The result of all this is that souls are not hearing the gospel. There are little churches all over this country that exist because of some division that occurred twenty five years ago that only a handful of people can even remember. But if you were to suggest that one of these close their doors and unite with other brethren of like faith in their same community, that messenger would likely be burned at the stake or worse. And let it be stressed here that I speak of brethren of “like faith!” Amos 3:3, “Can two walk together, unless they are agreed?” The existence and maintenance of all these little, (most of which are non-productive when they are the result of lingering trivial division), churches costs a great deal of money (preachers have to be supported, buildings maintained, etc.) time and effort that could possibly be used more expeditiously in other local churches.
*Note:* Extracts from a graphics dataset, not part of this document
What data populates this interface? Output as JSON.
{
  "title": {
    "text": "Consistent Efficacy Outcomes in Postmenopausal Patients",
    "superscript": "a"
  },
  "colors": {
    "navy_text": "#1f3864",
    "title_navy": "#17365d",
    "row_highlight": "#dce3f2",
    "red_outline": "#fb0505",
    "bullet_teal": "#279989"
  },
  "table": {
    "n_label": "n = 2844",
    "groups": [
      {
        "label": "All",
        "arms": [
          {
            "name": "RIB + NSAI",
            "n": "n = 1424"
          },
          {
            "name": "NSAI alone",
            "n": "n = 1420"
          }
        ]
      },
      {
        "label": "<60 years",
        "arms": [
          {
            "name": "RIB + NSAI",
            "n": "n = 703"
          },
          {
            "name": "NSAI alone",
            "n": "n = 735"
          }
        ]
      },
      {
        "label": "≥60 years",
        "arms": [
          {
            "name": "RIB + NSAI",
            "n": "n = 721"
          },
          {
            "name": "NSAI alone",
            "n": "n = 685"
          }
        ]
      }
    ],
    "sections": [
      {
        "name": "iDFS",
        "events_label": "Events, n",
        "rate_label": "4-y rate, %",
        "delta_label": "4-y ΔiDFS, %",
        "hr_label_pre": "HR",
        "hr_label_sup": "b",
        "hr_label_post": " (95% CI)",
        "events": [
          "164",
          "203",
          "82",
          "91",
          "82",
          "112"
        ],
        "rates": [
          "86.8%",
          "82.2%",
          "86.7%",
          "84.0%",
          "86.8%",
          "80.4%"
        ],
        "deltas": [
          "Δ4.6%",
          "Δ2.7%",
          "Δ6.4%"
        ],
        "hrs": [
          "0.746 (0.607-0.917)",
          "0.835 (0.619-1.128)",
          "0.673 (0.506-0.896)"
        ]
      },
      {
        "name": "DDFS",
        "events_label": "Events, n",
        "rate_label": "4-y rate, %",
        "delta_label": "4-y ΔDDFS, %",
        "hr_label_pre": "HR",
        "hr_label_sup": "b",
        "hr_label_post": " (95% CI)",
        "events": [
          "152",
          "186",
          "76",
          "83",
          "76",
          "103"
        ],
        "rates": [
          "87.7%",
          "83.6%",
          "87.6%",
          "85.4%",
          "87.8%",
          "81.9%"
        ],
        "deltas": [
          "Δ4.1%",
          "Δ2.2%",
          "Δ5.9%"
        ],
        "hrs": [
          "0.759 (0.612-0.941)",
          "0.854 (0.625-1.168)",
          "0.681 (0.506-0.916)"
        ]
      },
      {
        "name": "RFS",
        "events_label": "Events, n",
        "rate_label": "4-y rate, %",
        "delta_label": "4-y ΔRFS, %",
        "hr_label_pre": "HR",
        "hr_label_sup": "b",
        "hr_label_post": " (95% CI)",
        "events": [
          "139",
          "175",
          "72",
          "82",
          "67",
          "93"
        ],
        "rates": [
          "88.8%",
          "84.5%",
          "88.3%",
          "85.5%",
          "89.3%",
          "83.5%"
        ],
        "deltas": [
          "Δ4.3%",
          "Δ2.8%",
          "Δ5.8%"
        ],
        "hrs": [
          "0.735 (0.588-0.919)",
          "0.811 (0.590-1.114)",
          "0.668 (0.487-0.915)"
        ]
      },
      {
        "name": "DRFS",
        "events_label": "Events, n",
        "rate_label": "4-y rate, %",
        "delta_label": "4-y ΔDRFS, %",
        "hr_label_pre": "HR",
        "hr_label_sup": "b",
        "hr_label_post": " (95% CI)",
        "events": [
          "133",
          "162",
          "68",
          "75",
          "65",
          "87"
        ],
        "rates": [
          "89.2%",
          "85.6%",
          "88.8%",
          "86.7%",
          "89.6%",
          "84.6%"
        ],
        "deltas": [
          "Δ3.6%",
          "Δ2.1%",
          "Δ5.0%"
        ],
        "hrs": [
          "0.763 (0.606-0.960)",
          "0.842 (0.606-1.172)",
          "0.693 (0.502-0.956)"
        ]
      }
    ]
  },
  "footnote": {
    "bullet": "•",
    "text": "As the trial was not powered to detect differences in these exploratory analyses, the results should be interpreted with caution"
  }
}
I seek not here to be meddling in other men’s matters or to challenge local autonomy principles, but rather to urge us all to be mindful of the things over which God has made us stewards.
The big picture is seen in that all men are subject to the gospel of Christ in the same way. The only thing that can save them is the preaching of that gospel (Romans 1:15-16). Who will do it? A united brotherhood, in the strictest sense of that concept, or a splintered array of individualists? Let us unite on the word and the word only and take the world back for Christ who made it.